We decided to wait and see if the market broke down as expected. Remember to subtract the cost of your spreads from your calculations of maximum profit potential. In the next section, we’ll also look at adding additional spreads to lock in profits, as an alternative to a trailing stop-loss order.
3. Place your order
As you see from the from the chart below, the crude oil futures price has slowly sold off to around 37.68 for an unrealized profit of $480 (38.16 - 37.68) or 48 ticks. You’re getting a little cautious and ready to lock in some protection using a spread. Since the price movement has been less than expected you decide to use the shorter duration spreads which will likely cost less than longer durations but offer less price range protection.
As you can see below from the order ticket, the Crude Oil 37.50 - 39.00 spread has a range value of $150 between strikes. It costs $23.00 to buy and has 1 hour 48 minutes until expiration. This strategy means that your futures position has protection up to 39.00 if the crude oil rallies, but will continue to profit if the crude oil happens to have a big sell off by the close. This should give you staying power.
We bought 10 Nadex spread contracts at an average price of 37.721 and a cost of $221.00. Once again, it takes 10 spread contracts to match the $10/tick movement of one futures contract. The crude market rallied soon after. Here is a snapshot of the combined position with 3 minutes 5 sec before the spread contract expires.
We decide to hold the spreads until expiration since they are profiting from this rally. Once the spreads expire, your futures position will no longer have a hedge so it may be wise to close the futures position as well.

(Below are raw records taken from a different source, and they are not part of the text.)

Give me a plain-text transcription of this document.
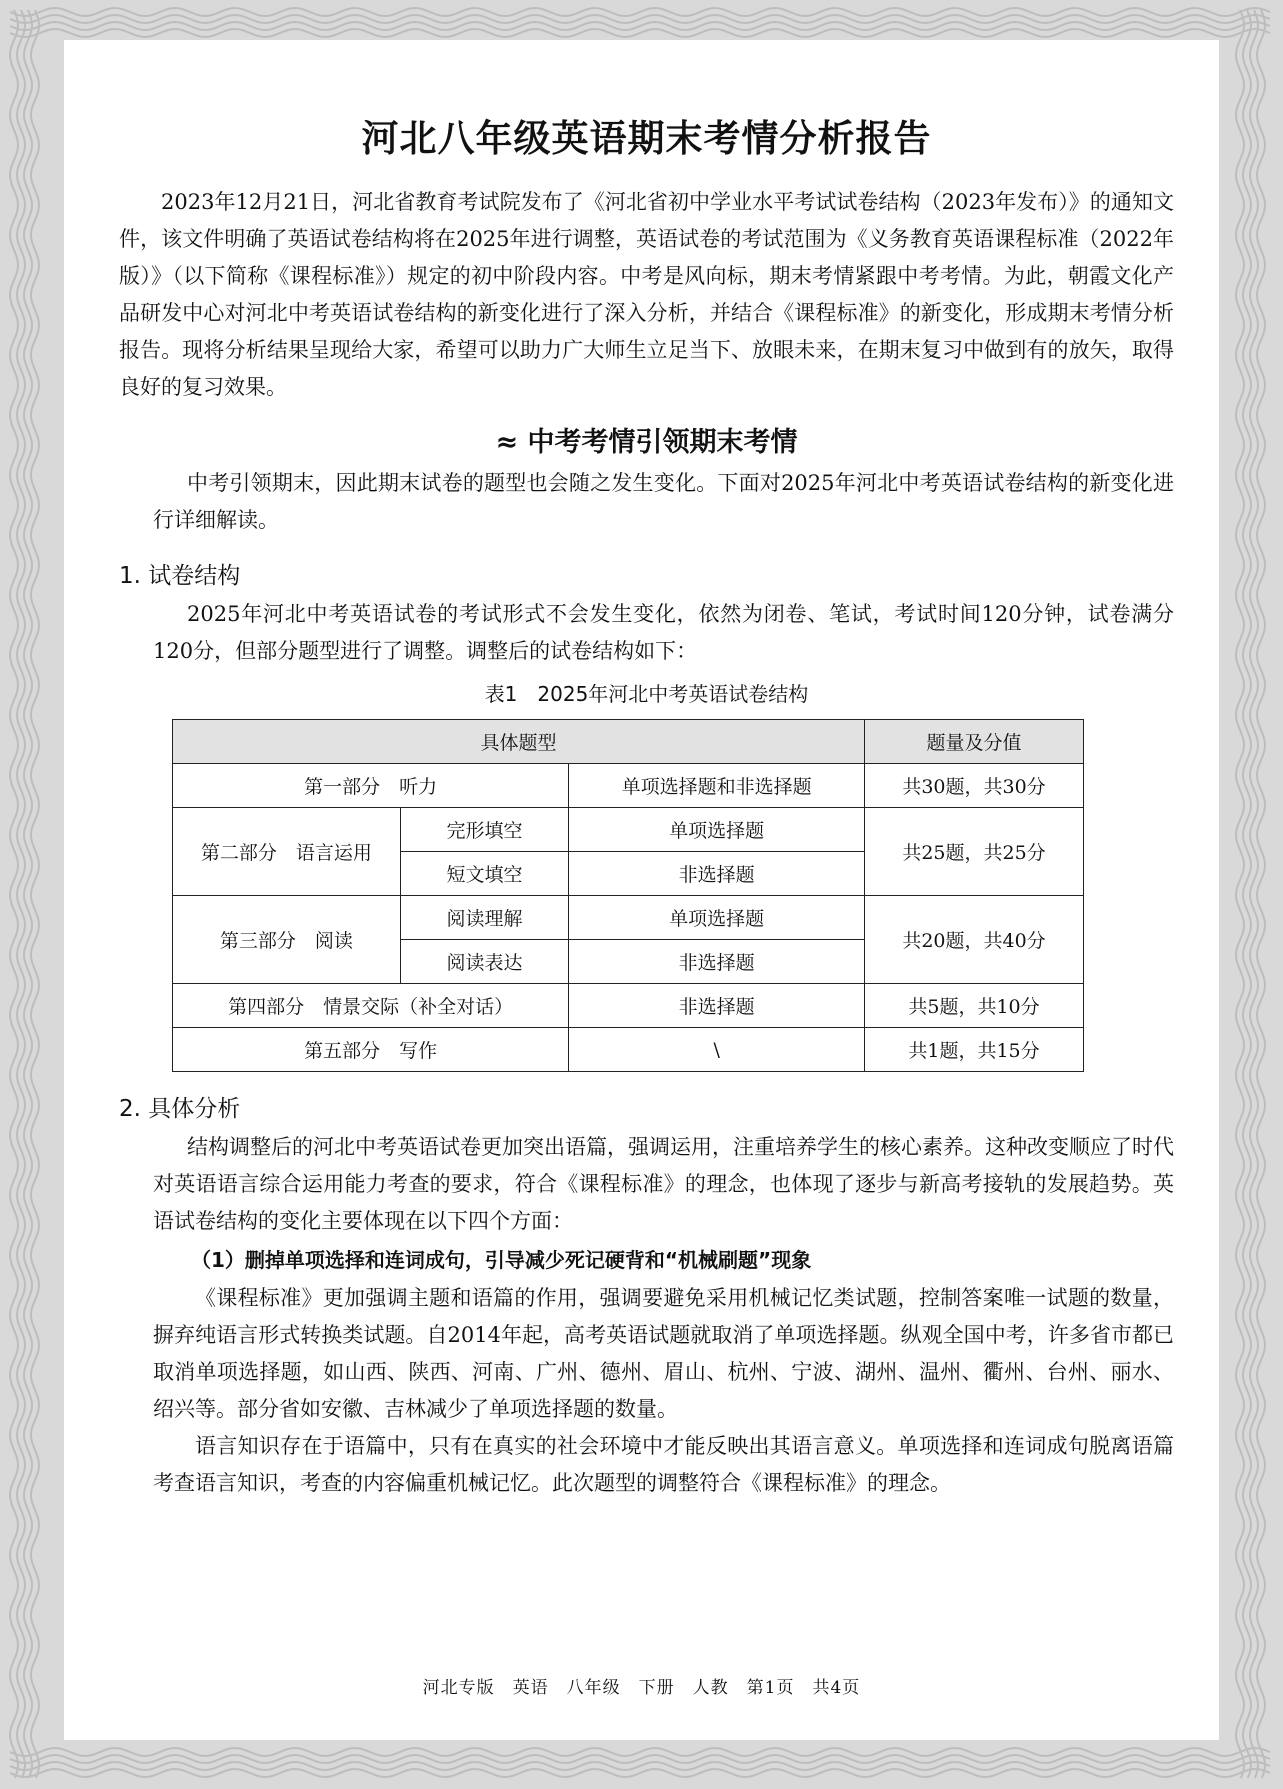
河北八年级英语期末考情分析报告

2023年12月21日，河北省教育考试院发布了《河北省初中学业水平考试试卷结构（2023年发布）》的通知文件，该文件明确了英语试卷结构将在2025年进行调整，英语试卷的考试范围为《义务教育英语课程标准（2022年版）》（以下简称《课程标准》）规定的初中阶段内容。中考是风向标，期末考情紧跟中考考情。为此，朝霞文化产品研发中心对河北中考英语试卷结构的新变化进行了深入分析，并结合《课程标准》的新变化，形成期末考情分析报告。现将分析结果呈现给大家，希望可以助力广大师生立足当下、放眼未来，在期末复习中做到有的放矢，取得良好的复习效果。

≈ 中考考情引领期末考情

中考引领期末，因此期末试卷的题型也会随之发生变化。下面对2025年河北中考英语试卷结构的新变化进行详细解读。

1. 试卷结构

2025年河北中考英语试卷的考试形式不会发生变化，依然为闭卷、笔试，考试时间120分钟，试卷满分120分，但部分题型进行了调整。调整后的试卷结构如下：

表1　2025年河北中考英语试卷结构
具体题型			题量及分值
第一部分　听力		单项选择题和非选择题	共30题，共30分
第二部分　语言运用	完形填空	单项选择题	共25题，共25分
	短文填空	非选择题	
第三部分　阅读	阅读理解	单项选择题	共20题，共40分
	阅读表达	非选择题	
第四部分　情景交际（补全对话）		非选择题	共5题，共10分
第五部分　写作		\	共1题，共15分
2. 具体分析

结构调整后的河北中考英语试卷更加突出语篇，强调运用，注重培养学生的核心素养。这种改变顺应了时代对英语语言综合运用能力考查的要求，符合《课程标准》的理念，也体现了逐步与新高考接轨的发展趋势。英语试卷结构的变化主要体现在以下四个方面：

（1）删掉单项选择和连词成句，引导减少死记硬背和“机械刷题”现象

《课程标准》更加强调主题和语篇的作用，强调要避免采用机械记忆类试题，控制答案唯一试题的数量，摒弃纯语言形式转换类试题。自2014年起，高考英语试题就取消了单项选择题。纵观全国中考，许多省市都已取消单项选择题，如山西、陕西、河南、广州、德州、眉山、杭州、宁波、湖州、温州、衢州、台州、丽水、绍兴等。部分省如安徽、吉林减少了单项选择题的数量。

语言知识存在于语篇中，只有在真实的社会环境中才能反映出其语言意义。单项选择和连词成句脱离语篇考查语言知识，考查的内容偏重机械记忆。此次题型的调整符合《课程标准》的理念。

河北专版　英语　八年级　下册　人教　第1页　共4页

On expiration and settlement, you receive a confirmation email from the exchange:
The Crude Oil (Apr) 37.50-39.00 (1PM) contract has settled.
Contract: Crude Oil (Apr) 37.50-39.00 (1PM)
Expiration Value: 37.890
Payout Amount: $390.00
Here are the combined results of your futures trade and your Nadex spread trade. In this case, both ended up profiting.
Long the Nadex spread: $390 proceeds received at expiration - $221 cost = $169 gain
Short the Crude Futures at $38.16. Assuming you closed your position at 37.89 = $270
Combined position resulted in $439 total profit.
What if you had done this strictly as a futures trade? At the market’s low point, your short crude position on its own was up $660. Theoretically, you could have taken profits there, but that would require you to pick the bottom precisely, which is difficult to do. More likely, you would have trailed your stop-loss and gotten stopped out with part of that $660 as profit. And once you’re stopped out, if the market drops any further, you are no longer in the trade.
Using the spread, you had similar profit protection up to $39, but you also were able to remain in the trade for another 1 hour 48 minutes. If the April Crude Oil futures fell out of bed during that time, you would have still been in the trade.
Note: Exchange fees not included in calculations.